By monitoring the status of their cell walls, plants are able to adapt successfully to adverse environmental conditions. Sensing environmental stimuli at the wall triggers cellular responses responsible for successful adaptation to the surrounding environment. Progress has been made in Arabidopsis to identify the function of several CWI maintenance sensors and the processes they regulate. Nevertheless, the molecular mechanisms, interacting partners and regulatory pathways of most of the putative CWI sensors have still not been elucidated in detail. AtFER function has been characterized extensively mainly because of the pleiotropic effects observed in the loss-of-function mutants, indicating that this protein has key functions in many different biological processes. This is to be expected bearing in mind the contributions of cell walls to many different aspects of plant life. AtTHE1 has also received attention because of its apparently more specific function in CWI maintenance in response to CWD. Interestingly, amongst higher plants, the CrRLK1L gene family has fairly conserved numbers and expression domains for its members, suggesting that their function might also be conserved. In contrast, the number of WAK family members, which also seem to be able to detect cell wall impairment, is increased significantly in other plant species compared to Arabidopsis. However, WAKs and WAKLs continue to be involved in cell elongation and responses to biotic stress mechanisms in different plant species. Therefore, the reason for the increased number of genes and potential benefits of having them remains an open question. One possibility is that expression of several of these genes is restricted to specialized tissues and organs not found in other species.
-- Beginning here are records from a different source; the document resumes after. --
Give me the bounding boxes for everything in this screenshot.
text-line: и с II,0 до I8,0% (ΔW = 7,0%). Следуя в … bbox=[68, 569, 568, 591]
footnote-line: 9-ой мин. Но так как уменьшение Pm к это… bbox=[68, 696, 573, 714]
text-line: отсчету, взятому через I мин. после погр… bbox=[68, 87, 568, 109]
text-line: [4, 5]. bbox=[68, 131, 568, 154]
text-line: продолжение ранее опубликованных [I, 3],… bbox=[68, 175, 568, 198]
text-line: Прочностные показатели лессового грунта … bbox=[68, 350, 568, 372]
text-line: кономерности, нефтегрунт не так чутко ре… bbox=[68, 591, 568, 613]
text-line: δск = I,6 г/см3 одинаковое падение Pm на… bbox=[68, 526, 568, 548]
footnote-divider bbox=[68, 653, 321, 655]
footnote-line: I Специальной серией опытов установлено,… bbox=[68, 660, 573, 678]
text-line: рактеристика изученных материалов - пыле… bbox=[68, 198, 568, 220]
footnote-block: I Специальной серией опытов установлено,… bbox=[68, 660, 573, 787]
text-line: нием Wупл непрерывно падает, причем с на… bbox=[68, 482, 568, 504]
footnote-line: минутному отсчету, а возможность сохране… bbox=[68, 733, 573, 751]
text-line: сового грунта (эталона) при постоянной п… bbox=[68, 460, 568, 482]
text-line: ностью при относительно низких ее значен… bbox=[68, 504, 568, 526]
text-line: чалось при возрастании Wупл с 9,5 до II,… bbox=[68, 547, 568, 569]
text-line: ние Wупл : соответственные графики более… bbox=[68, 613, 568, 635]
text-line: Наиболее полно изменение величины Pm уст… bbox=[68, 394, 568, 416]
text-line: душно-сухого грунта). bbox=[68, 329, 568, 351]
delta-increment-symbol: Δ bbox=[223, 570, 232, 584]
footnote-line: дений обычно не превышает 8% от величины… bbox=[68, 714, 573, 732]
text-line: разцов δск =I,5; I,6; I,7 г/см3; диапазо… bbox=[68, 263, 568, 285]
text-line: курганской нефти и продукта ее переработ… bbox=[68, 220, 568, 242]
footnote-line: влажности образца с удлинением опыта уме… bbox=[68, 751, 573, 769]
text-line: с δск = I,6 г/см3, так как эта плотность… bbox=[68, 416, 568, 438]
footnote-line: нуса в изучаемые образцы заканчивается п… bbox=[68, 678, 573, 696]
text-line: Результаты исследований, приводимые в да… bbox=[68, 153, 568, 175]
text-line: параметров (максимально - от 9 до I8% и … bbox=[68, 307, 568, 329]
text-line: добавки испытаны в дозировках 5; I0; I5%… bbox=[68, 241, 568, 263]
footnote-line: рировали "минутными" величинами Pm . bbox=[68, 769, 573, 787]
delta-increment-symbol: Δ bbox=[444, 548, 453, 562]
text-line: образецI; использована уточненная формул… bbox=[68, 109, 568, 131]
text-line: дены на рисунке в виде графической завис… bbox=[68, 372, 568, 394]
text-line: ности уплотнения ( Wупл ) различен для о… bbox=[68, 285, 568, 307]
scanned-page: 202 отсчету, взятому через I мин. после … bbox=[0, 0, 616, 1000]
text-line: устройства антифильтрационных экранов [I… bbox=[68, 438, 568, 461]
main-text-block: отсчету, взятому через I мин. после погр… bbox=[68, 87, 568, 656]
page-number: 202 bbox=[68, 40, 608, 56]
Knowledge regarding the mode of action of the CWI maintenance mechanism and its relevance in other plant species is in its infancy. Larger genomes and multiple homologous genes, likely with redundant function, will pose difficulties in identifying the key molecular components for CWI maintenance. Investigating both ends of the evolutionary tree, close species to Arabidopsis on one side and ferns on the other, should help us discover common molecular mechanisms involved in the response to CWD and CWI maintenance and more importantly identify opportunities to use the resulting knowledge to improve performance of food and bioenergy crop plants.

In Arabidopsis, our knowledge regarding transcriptional regulation of primary cell wall metabolism has started to grow recently. This is exemplified by the ERF family of transcription factors, which regulate expression of CESA genes, thus controlling cellulose production. Regarding other metabolic processes required for primary cell wall formation, our understanding could be improved. However, comparing this knowledge to information regarding transcriptional regulation of the same metabolic processes in other species, highlights that the situation is there even worse, thus creating exciting research opportunities. In contrast, information, knowledge and understanding regarding transcriptional regulation of secondary cell wall metabolism in Arabidopsis and other plants is much more advance as exemplified by our knowledge regarding the networks of TFs from different families acting in a hierarchical manner to control secondary cell wall formation. For several Arabidopsis homologues the functions seem to be preserved in other species suggesting they could form leads to analyse the regulatory processes in these species in a knowledge-based manner.